Juan Carlos, qui a rendu sa liberté à l’Espagne au sortir du franquisme, a, de fait, aussi libéré les manifestations d’opposition, qu’il s’agisse aujourd’hui de la grogne des Indignés, de l’arrivée au pouvoir de partis républicains comme Podemos ou, des manœuvres politiciennes d’un Pedro Sánchez.
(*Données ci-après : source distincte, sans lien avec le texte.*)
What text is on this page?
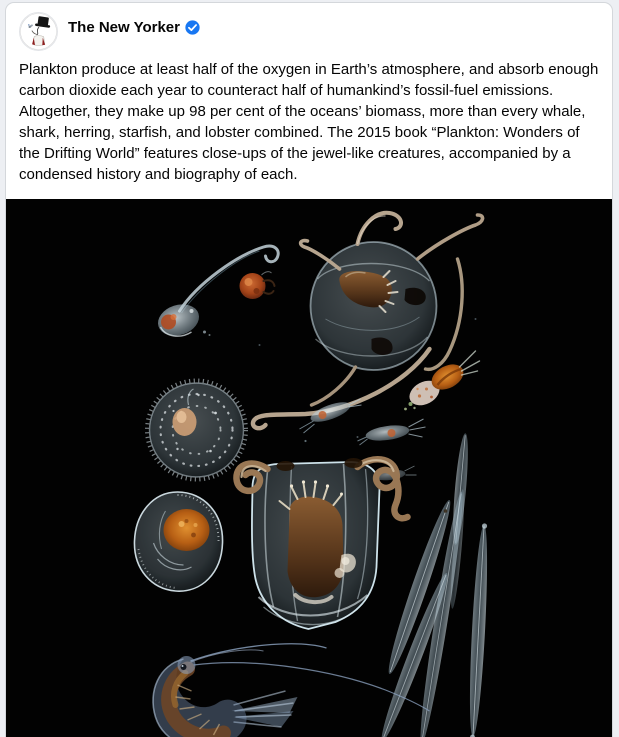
The New Yorker
Plankton produce at least half of the oxygen in Earth’s atmosphere, and absorb enough carbon dioxide each year to counteract half of humankind’s fossil-fuel emissions. Altogether, they make up 98 per cent of the oceans’ biomass, more than every whale, shark, herring, starfish, and lobster combined. The 2015 book “Plankton: Wonders of the Drifting World” features close-ups of the jewel-like creatures, accompanied by a condensed history and biography of each.
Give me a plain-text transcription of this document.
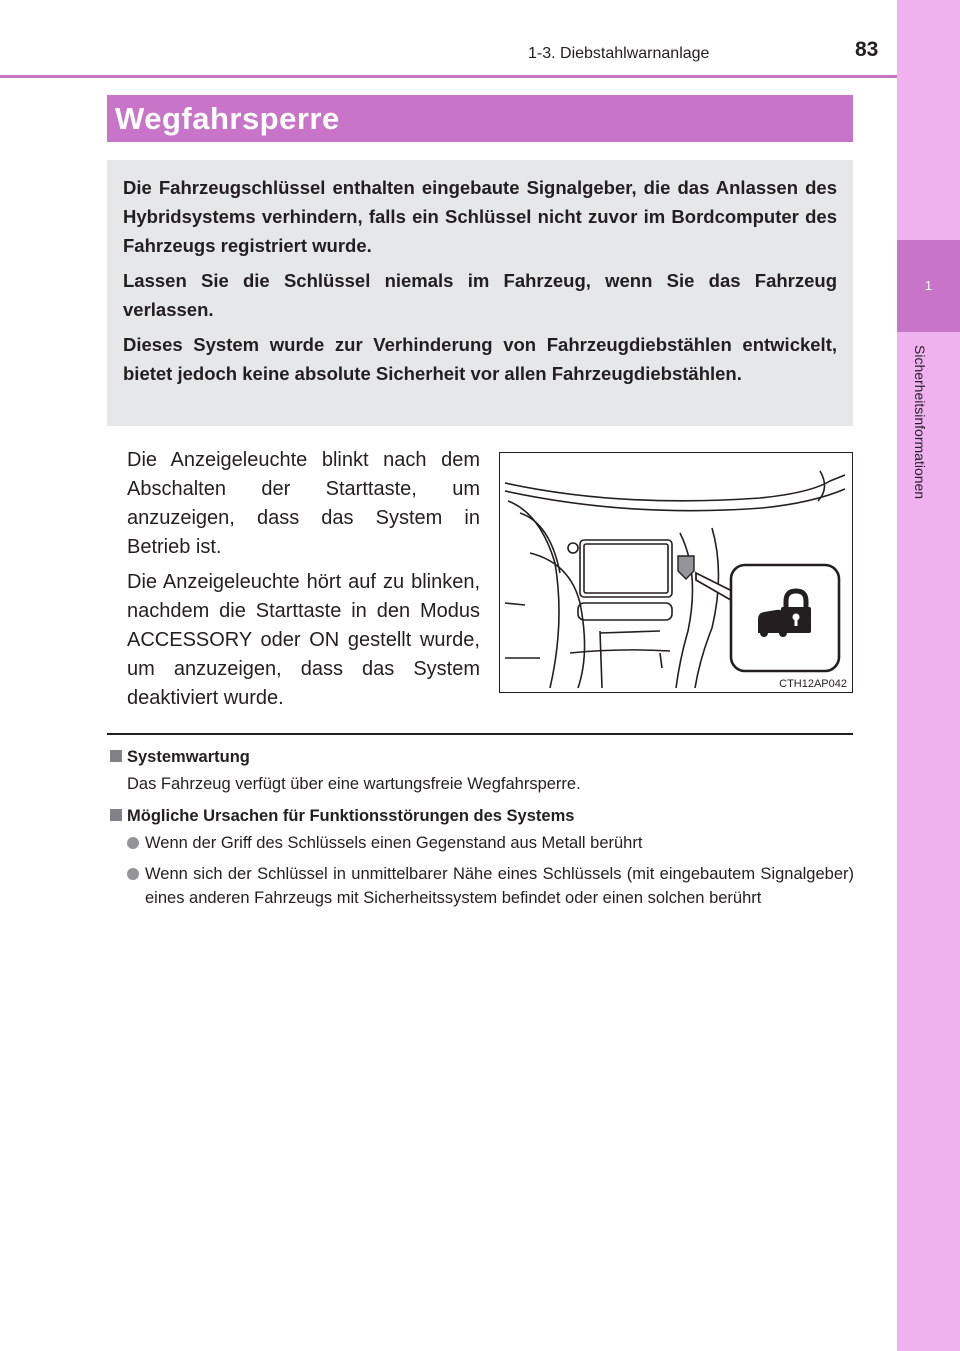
1
Sicherheitsinformationen
1-3. Diebstahlwarnanlage	83
Wegfahrsperre

Die Fahrzeugschlüssel enthalten eingebaute Signalgeber, die das Anlassen des Hybridsystems verhindern, falls ein Schlüssel nicht zuvor im Bordcomputer des Fahrzeugs registriert wurde.

Lassen Sie die Schlüssel niemals im Fahrzeug, wenn Sie das Fahrzeug verlassen.

Dieses System wurde zur Verhinderung von Fahrzeugdiebstählen entwickelt, bietet jedoch keine absolute Sicherheit vor allen Fahrzeugdiebstählen.

Die Anzeigeleuchte blinkt nach dem Abschalten der Starttaste, um anzuzeigen, dass das System in Betrieb ist.

Die Anzeigeleuchte hört auf zu blinken, nachdem die Starttaste in den Modus ACCESSORY oder ON gestellt wurde, um anzuzeigen, dass das System deaktiviert wurde.

CTH12AP042

Systemwartung

Das Fahrzeug verfügt über eine wartungsfreie Wegfahrsperre.

Mögliche Ursachen für Funktionsstörungen des Systems

Wenn der Griff des Schlüssels einen Gegenstand aus Metall berührt
Wenn sich der Schlüssel in unmittelbarer Nähe eines Schlüssels (mit eingebautem Signalgeber) eines anderen Fahrzeugs mit Sicherheitssystem befindet oder einen solchen berührt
À peine publiée, cette lettre de Juan Carlos à son fils, le président du gouvernement a en effet fait savoir, lors d’une conversation informelle avec des journalistes, que, selon lui, le roi "devait des explications aux Espagnols". Si, jusque-là, Pedro Sánchez a semblé vouloir jouer un rôle de médiateur entre l’opinion et la Casa Real, il est aujourd’hui celui qui manifeste le plus de virulence à l’encontre de l’ancien souverain, au sein de la classe politique. Sa réaction indique que l’hostilité perdure à l’égard de la Couronne et justifie le choix de Juan Carlos de demeurer pour l’heure à Abu Dhabi.
La lettre du roi à son fils est avant tout un témoignage sans fard de la tendresse qu’il éprouve pour celui qu’il appelle "Majesté, mon cher fils". En lui rappelant, en conclusion, "la loyauté, la tendresse et la fierté immense que je ressens pour toi", il pose un acte d’amour absolu. Qui n’est pas sans rappeler la détermination teintée d’adoration avec laquelle son propre père, le comte de Barcelone, s’était adressé à lui le 14 mai 1977.

Juste après avoir prononcé son discours de renonciation à la Couronne, douloureux adieu à l’œuvre d’une vie, don Juan s’était tourné vers son héritier en prononçant ces mots : "Majesté, pour l’Espagne, tout pour l’Espagne, Vive l’Espagne, vive le roi !" De père en fils, la Couronne représente ce bien si sacré et fragile qu’il semble impossible de le transmettre sans s’effacer ensuite sans appel. Et pour le roi en exercice, servir son peuple devient dès lors un voyage de solitude au long duquel le courage comme la dévotion impliquent de sacrifier son modèle pour mieux incarner la monarchie et assurer son avenir.